As I mentioned earlier, Jinjia Group is a great example. With plants across China, they began working with us back in 2009 to develop a unique 11-unit machine with seven coating towers. Over time, they installed nine of these presses. As their production requirements expanded, we co-developed a 16-unit configuration, four of which are now running at their sites. Jinjia has really set the benchmark for long, customized presses in cigarette packaging.

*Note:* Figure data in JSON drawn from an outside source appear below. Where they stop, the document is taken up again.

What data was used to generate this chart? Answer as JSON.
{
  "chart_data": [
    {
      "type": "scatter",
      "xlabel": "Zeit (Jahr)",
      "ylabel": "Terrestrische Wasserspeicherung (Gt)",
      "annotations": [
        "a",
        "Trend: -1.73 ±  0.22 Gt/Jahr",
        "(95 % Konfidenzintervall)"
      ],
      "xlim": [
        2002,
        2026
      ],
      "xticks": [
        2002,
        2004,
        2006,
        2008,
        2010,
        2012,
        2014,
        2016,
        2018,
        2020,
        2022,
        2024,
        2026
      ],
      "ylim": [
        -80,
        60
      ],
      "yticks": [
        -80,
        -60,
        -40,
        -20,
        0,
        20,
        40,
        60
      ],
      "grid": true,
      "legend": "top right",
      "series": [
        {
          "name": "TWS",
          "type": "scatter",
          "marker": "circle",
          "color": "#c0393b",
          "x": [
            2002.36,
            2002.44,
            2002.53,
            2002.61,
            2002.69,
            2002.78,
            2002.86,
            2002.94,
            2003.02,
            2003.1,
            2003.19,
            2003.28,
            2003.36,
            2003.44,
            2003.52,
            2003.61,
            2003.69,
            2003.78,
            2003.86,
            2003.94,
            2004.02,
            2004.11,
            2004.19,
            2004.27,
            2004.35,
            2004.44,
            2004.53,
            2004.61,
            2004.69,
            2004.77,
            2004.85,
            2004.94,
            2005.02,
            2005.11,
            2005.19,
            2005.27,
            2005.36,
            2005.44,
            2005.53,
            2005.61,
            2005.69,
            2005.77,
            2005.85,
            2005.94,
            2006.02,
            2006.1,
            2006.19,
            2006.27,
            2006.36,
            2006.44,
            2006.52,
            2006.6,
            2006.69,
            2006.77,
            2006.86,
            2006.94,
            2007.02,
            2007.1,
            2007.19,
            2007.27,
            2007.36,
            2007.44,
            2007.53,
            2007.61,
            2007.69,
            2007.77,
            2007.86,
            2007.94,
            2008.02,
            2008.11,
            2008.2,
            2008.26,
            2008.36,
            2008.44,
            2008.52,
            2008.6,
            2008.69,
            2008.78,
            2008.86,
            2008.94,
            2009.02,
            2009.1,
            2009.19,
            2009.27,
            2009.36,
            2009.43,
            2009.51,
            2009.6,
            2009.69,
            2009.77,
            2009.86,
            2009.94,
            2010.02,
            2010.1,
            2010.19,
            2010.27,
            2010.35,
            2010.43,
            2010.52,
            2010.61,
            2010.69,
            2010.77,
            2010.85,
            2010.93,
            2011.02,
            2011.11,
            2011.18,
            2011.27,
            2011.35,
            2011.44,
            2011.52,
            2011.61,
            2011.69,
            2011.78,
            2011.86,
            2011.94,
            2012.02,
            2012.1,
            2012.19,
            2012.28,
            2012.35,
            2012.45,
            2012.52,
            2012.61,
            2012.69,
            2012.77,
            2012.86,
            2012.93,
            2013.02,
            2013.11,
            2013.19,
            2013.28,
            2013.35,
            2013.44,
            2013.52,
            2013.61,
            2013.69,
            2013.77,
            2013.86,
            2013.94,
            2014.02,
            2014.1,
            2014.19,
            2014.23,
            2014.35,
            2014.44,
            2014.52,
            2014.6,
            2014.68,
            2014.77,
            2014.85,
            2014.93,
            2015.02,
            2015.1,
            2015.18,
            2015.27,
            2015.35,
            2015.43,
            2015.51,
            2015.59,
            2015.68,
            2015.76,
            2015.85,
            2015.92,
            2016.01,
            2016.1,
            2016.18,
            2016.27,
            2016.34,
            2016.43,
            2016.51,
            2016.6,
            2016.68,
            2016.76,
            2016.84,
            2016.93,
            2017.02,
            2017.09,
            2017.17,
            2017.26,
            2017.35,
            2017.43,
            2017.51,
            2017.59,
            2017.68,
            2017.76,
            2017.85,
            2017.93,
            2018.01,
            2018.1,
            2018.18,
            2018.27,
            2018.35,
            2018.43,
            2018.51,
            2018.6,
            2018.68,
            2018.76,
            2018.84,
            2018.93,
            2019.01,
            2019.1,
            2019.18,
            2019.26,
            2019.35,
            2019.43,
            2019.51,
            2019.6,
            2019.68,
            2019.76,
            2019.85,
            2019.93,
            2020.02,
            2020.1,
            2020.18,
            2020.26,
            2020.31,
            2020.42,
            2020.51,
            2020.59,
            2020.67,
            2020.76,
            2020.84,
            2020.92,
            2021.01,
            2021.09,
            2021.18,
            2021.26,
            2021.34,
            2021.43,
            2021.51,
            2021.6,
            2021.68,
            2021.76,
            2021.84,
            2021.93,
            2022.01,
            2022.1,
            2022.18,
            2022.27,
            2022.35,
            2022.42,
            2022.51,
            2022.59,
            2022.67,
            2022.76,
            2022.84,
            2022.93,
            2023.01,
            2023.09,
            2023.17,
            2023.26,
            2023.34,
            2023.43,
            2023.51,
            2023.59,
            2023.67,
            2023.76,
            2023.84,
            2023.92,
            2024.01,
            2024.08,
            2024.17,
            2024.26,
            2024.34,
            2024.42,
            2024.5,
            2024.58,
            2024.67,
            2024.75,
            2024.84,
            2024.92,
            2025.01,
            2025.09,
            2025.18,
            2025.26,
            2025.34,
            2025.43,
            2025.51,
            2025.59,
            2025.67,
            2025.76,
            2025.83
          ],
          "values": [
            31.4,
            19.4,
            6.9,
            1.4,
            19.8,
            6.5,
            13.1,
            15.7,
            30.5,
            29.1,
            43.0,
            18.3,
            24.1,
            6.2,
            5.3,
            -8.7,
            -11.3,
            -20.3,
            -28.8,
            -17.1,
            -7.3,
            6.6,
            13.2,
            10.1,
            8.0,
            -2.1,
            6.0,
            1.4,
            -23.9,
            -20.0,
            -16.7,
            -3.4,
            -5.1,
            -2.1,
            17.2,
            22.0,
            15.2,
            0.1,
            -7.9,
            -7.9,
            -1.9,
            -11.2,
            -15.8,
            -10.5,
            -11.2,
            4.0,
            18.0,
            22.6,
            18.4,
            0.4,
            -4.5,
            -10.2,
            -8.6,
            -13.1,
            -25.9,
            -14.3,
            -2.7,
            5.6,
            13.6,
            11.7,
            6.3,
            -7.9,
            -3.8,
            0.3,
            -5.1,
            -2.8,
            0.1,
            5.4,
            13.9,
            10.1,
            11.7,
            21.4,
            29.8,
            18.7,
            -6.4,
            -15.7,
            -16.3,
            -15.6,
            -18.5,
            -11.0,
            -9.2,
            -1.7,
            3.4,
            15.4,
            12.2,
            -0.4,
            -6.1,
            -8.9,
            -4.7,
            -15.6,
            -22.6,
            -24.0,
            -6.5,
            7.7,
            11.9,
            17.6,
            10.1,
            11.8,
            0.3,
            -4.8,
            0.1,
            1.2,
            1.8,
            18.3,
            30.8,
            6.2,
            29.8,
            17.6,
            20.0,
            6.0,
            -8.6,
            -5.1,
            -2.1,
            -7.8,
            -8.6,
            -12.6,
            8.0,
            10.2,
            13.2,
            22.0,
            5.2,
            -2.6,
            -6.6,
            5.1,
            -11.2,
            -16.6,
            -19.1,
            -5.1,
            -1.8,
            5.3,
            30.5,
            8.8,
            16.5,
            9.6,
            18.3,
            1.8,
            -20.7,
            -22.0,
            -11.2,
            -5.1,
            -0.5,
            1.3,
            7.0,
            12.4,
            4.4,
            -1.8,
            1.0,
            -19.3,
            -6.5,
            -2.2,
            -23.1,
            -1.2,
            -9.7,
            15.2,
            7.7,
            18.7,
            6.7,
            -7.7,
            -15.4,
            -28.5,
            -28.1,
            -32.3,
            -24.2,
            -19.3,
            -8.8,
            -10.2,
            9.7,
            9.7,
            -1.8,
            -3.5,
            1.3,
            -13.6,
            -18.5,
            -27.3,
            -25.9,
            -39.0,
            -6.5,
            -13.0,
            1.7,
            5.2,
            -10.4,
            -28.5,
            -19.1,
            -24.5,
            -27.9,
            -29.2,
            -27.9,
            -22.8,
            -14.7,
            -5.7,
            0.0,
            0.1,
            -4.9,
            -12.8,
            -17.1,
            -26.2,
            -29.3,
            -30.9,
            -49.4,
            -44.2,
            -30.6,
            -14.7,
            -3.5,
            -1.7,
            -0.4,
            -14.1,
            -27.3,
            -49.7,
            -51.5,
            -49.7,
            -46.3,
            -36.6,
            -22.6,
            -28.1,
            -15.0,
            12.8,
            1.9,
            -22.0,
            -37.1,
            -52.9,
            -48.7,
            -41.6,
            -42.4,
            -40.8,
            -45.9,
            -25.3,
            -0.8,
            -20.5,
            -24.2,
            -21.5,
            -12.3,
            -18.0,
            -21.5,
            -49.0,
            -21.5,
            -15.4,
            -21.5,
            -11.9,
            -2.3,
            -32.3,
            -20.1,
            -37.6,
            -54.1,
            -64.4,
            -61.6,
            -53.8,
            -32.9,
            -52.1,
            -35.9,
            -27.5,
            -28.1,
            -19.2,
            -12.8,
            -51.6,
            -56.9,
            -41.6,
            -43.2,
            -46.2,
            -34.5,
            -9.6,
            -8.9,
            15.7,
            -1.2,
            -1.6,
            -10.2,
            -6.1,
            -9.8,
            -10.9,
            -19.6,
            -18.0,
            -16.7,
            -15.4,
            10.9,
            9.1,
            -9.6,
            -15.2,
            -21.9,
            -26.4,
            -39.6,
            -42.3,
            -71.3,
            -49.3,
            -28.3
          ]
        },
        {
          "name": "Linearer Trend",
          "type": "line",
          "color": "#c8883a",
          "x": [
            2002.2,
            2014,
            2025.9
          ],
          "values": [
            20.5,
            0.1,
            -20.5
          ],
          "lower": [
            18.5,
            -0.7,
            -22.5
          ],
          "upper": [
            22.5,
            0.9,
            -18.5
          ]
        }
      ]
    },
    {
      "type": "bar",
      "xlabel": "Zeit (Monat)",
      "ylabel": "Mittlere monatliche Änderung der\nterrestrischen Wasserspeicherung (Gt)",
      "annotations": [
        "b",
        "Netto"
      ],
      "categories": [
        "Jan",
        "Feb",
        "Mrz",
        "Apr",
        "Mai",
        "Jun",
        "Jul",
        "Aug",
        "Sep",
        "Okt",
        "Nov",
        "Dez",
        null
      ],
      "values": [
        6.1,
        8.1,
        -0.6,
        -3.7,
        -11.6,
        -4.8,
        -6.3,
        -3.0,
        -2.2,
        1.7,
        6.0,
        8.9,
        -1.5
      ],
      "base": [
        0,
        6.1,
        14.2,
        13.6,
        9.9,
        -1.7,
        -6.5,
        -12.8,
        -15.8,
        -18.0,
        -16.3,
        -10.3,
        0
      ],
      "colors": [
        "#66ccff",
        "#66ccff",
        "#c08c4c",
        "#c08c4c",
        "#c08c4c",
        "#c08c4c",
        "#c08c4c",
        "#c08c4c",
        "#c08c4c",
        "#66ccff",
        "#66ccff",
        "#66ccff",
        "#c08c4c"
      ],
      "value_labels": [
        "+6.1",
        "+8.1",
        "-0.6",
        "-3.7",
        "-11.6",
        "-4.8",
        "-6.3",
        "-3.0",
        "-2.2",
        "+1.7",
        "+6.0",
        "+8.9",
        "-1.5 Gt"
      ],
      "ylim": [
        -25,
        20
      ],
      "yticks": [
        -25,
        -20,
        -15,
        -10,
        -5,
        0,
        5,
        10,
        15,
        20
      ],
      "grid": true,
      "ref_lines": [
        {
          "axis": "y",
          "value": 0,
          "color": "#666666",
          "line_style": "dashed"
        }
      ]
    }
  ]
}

We also see customers who mainly run 5–8+L machines but invest in one or two special customized configurations to offer added-value products. These printers typically serve multiple segments rather than focusing on a single product."
"Cosmetics packaging is another key area, driven mainly by domestic demand. A typical setup for this segment is the Speedmaster CX 104-8-LYY-1+L, which we recently showcased at China Print. This configuration is becoming popular among mid-sized printers with 3–5 offset machines.
A good example is Zibo Pengyuxiang, who just installed a Speedmaster CX 104-8+LYY-1+L. They didn’t have specific jobs lined up for this configuration yet, but they wanted a press that could help them develop more attractive solutions for customers in pharmaceuticals, cosmetics, and other consumer products. It’s truly a universal press for a wide range of special applications.
Then there are customers in consumer electronics. One of the best known is Yuto, which supplies packaging for the world’s most iconic smartphones, tablets, and smartwatches. Their work demands flawless print quality and finishing, because the packaging is part of the brand experience. While I can’t name their client directly, it’s safe to say many readers have held one of those boxes. Even these global benchmarks trust the Speedmaster CX 104 made in China, which speaks volumes about the international standards we uphold."
"Exactly. Whether it’s cigarettes, cosmetics, or electronics, the requirements are similar: application flexibility, reliable quality, and rock-solid stability. Once those are met, productivity becomes the next priority.
And that’s where the Speedmaster CX 104 truly excels. It gives customers the confidence to deliver consistent, high-end results, job after job."
In cigarette and high-end packaging, the board often has a shiny, reflective metallic layer. To print graphics on top, you usually first need a white “base coat” to block out the metallic shine where you want colors to look accurate.
The white has to be extremely dense, so that no metallic shimmer shows through. Ordinary offset inks are relatively transparent, so achieving a fully opaque, even layer is challenging.
The white layer must be perfectly smooth and uniform, without streaks or mottling, because any irregularity will show through when you print colors on top.
Traditionally, opaque white layers on metallized substrates are applied using screen printing or flexography, because those methods can lay down a very thick, dense ink film. Standard sheetfed offset, by contrast, deposits much thinner ink layers, so getting enough opacity in one pass is technically difficult.
To achieve this with offset, you often need special configurations (extra printing units, coating modules, custom ink formulations, or multiple hits of white). If you can do it directly on a sheetfed offset press, you avoid having to move sheets to a separate machine for the white base. That saves time, improves registration accuracy, and lowers costs.
By enabling customers to deliver a sheetfed offset press that could apply a smooth, opaque white directly, HEIDELBERG helped customers consolidate production onto one machine and gain productivity without sacrificing quality.